PROFS registered the UW-Madison faculty in opposition to this bill at the hearing and with the State Ethics Board. PROFS opposes any restrictions on embryonic stem cell research but agrees with Professor Charo and Chancellor Wiley that a ban on reproductive cloning would make sense.

Representatives Gregg Underheim (R-Oshkosh) and Terry Musser (R-Black River Falls) introduced an amendment that would have allowed therapeutic cloning but prohibit human cloning, but the amendment did not pass.

The Wisconsin Technology Council issued a statement that said, among other things, "Any effort to ban therapeutic cloning would chill stem cell research in Wisconsin, which pioneered this science, and send the disturbing message that Wisconsin does not welcome responsible, ethical research conducted by our top scientists." The Wisconsin Biotechnology and Medical Device Association said, "Our science-based community of Wisconsin businesses believes that the line should be drawn between the use of cloning for scientific research and therapeutic (human health care) applications, and cloning for the purpose of human reproduction.

Professor Charo stated: "While reproductive cloning is a danger to children, non-reproductive cloning could save their lives. Cloning cells from someone with a genetic disease could produce tissue in which we study how the defective gene malfunctions, and help us develop drug treatments, perhaps reducing the number of human volunteers at risk in later clinical trials...Legislation that protects valuable non-reproductive uses of cloning technology while also guarding against its dangerous use to make a baby is largely consistent with the recommendations of the National Bioethics Advisory Commission and with the recommendations in the National Academy of Sciences' two reports on stem cell research and reproductive cloning.
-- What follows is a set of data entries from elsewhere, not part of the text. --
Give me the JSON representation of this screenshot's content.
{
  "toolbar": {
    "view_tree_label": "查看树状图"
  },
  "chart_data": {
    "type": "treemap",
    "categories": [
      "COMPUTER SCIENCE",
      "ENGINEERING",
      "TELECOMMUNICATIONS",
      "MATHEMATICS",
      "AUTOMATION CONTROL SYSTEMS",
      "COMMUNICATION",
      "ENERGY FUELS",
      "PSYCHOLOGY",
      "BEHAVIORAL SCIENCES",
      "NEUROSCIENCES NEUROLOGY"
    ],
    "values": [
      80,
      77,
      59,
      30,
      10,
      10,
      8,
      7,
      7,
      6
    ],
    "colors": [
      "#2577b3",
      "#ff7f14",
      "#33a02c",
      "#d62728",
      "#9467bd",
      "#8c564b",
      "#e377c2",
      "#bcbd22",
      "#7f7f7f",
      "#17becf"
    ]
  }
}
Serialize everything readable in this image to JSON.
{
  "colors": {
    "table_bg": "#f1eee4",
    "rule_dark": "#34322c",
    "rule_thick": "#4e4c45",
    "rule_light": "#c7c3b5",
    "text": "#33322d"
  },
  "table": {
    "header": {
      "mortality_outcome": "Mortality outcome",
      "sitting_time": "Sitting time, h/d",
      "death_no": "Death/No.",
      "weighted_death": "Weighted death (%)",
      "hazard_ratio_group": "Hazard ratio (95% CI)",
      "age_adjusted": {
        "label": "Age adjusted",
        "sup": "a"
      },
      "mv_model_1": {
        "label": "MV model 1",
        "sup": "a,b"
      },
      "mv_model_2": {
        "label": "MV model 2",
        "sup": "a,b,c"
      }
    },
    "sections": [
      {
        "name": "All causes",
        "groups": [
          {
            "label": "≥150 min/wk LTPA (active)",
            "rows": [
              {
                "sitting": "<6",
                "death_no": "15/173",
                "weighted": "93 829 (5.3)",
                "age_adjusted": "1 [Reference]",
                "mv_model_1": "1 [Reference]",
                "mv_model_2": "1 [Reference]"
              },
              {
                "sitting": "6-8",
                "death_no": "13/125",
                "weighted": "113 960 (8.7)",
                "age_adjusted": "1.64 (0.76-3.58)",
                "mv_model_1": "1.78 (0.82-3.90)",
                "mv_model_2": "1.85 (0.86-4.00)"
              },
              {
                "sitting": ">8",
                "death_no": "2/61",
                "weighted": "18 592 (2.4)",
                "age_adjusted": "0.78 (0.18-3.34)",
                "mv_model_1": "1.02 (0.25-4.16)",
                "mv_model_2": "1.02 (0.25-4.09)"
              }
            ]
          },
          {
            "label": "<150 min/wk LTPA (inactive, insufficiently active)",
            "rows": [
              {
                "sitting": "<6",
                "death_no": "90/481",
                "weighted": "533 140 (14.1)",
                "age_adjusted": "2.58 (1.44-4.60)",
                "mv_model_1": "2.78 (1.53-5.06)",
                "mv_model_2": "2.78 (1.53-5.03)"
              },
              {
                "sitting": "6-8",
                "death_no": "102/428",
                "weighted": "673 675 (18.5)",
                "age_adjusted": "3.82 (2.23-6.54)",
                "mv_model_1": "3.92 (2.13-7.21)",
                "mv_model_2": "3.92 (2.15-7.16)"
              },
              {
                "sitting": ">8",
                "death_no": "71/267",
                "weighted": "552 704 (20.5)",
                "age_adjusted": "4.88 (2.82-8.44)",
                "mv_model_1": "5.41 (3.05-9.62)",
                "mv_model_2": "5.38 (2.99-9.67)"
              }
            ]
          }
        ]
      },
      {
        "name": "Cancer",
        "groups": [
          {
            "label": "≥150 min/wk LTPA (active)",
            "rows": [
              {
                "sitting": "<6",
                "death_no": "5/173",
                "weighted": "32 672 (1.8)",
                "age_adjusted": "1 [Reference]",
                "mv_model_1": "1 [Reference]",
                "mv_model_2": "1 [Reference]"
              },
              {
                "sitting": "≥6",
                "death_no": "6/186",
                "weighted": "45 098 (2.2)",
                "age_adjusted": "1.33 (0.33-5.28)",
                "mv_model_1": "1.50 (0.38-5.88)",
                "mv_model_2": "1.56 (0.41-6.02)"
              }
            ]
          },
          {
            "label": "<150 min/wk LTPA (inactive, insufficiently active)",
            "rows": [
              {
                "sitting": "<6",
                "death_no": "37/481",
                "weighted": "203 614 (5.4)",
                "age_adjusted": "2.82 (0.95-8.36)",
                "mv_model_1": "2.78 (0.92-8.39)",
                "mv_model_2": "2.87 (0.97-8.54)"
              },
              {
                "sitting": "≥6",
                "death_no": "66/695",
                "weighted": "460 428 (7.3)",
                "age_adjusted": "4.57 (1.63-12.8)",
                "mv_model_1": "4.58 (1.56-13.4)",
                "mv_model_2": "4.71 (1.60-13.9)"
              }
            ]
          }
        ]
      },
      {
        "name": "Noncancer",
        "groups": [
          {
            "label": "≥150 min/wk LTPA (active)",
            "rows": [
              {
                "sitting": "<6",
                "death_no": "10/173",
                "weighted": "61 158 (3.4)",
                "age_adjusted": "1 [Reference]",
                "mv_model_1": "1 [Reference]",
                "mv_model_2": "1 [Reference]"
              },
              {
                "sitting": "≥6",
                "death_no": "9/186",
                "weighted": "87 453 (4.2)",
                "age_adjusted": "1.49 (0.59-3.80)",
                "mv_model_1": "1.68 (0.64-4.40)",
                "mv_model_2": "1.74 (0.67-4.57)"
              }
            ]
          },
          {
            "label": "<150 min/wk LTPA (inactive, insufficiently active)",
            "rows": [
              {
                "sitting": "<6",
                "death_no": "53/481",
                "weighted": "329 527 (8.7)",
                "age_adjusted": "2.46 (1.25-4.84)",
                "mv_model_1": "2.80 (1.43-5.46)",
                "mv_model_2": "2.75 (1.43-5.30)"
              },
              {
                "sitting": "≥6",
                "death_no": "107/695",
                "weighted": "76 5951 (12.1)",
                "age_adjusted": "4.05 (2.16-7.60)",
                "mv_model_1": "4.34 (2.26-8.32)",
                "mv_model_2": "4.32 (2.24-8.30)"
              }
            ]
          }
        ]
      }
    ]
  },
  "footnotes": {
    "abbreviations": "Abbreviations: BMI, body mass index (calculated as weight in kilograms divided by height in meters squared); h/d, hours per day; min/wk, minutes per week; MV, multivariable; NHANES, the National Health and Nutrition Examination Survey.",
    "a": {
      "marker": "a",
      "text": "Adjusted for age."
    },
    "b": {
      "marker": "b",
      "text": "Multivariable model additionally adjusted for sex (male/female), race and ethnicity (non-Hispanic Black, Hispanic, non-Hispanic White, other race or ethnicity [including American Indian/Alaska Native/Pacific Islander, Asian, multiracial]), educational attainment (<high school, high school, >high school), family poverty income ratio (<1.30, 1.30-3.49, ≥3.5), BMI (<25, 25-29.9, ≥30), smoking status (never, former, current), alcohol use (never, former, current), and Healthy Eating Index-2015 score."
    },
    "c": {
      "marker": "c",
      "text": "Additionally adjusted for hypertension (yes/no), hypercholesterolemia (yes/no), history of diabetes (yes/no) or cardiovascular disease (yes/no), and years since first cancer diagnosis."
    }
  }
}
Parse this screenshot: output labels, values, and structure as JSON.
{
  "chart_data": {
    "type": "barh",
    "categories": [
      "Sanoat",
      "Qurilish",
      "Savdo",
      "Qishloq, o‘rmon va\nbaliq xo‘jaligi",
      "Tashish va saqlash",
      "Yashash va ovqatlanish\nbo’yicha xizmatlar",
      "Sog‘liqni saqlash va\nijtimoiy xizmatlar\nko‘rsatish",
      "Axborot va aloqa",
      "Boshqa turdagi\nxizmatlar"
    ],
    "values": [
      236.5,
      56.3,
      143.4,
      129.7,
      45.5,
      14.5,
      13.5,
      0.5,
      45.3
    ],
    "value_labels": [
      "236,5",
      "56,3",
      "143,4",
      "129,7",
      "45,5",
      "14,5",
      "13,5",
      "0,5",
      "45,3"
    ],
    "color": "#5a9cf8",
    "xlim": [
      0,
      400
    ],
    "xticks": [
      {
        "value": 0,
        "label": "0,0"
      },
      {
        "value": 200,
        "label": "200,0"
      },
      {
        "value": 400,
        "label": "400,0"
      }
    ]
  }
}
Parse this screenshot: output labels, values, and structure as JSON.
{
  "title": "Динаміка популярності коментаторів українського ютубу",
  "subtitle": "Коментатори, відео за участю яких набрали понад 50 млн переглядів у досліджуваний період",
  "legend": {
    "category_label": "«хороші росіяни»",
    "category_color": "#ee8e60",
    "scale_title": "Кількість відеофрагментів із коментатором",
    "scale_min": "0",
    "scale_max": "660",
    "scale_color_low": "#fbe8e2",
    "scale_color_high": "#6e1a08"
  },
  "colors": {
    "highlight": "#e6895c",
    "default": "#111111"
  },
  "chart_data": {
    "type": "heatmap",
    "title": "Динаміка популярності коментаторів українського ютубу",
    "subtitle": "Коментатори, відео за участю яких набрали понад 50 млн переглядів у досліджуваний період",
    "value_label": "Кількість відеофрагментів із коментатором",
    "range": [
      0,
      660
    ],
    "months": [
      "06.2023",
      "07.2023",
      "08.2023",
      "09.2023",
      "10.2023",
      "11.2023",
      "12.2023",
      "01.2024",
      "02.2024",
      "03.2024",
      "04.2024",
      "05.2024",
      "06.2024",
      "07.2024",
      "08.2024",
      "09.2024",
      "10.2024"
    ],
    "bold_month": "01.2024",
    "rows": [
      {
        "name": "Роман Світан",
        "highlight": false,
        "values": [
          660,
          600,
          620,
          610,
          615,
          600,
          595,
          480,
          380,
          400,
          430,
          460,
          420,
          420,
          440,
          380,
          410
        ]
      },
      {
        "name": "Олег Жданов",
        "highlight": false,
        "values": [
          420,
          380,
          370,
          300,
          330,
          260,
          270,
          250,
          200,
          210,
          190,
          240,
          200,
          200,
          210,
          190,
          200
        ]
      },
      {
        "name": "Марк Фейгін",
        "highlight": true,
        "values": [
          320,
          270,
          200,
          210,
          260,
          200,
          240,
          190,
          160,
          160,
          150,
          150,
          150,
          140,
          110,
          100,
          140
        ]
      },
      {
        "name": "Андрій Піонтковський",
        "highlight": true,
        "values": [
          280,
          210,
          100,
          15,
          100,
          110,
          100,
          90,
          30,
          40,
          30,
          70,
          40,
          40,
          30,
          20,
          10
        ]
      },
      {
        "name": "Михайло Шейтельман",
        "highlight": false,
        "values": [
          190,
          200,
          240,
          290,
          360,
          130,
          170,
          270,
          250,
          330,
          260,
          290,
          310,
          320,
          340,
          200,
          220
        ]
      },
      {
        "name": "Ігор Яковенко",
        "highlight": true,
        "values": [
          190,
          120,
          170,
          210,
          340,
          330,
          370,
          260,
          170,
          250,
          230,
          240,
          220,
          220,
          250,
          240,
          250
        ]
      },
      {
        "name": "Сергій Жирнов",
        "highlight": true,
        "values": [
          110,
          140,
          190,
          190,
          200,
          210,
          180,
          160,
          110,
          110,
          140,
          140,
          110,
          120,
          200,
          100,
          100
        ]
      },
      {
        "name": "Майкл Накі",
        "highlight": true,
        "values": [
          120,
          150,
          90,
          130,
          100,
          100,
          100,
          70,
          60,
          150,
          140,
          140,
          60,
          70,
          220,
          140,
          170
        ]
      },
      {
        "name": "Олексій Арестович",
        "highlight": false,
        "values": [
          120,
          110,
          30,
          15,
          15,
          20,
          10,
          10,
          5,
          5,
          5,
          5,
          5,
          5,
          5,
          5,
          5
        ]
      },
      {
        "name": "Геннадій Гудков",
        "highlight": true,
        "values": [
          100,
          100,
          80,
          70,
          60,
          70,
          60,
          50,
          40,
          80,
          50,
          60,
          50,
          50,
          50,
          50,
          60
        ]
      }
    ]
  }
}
The National Academy of Sciences Committee on the Biological and Biomedical Application of Stem Cell Research states in its report to the National Academy that there is a scientific rationale for not foreclosing this avenue of research and for distinguishing clearly between SCNT (somatic cell nuclear transfer) to prevent transplant rejection and SCNT to create a fetus. Similarly, after two years of review, the California Advisory Committee on Human Cloning, which was commissioned by the California Legislature to conduct a comprehensive review of the issues raised by human cloning, unanimously recommended that California should ban human reproductive cloning but should not introduce legislation that would prohibit therapeutic cloning."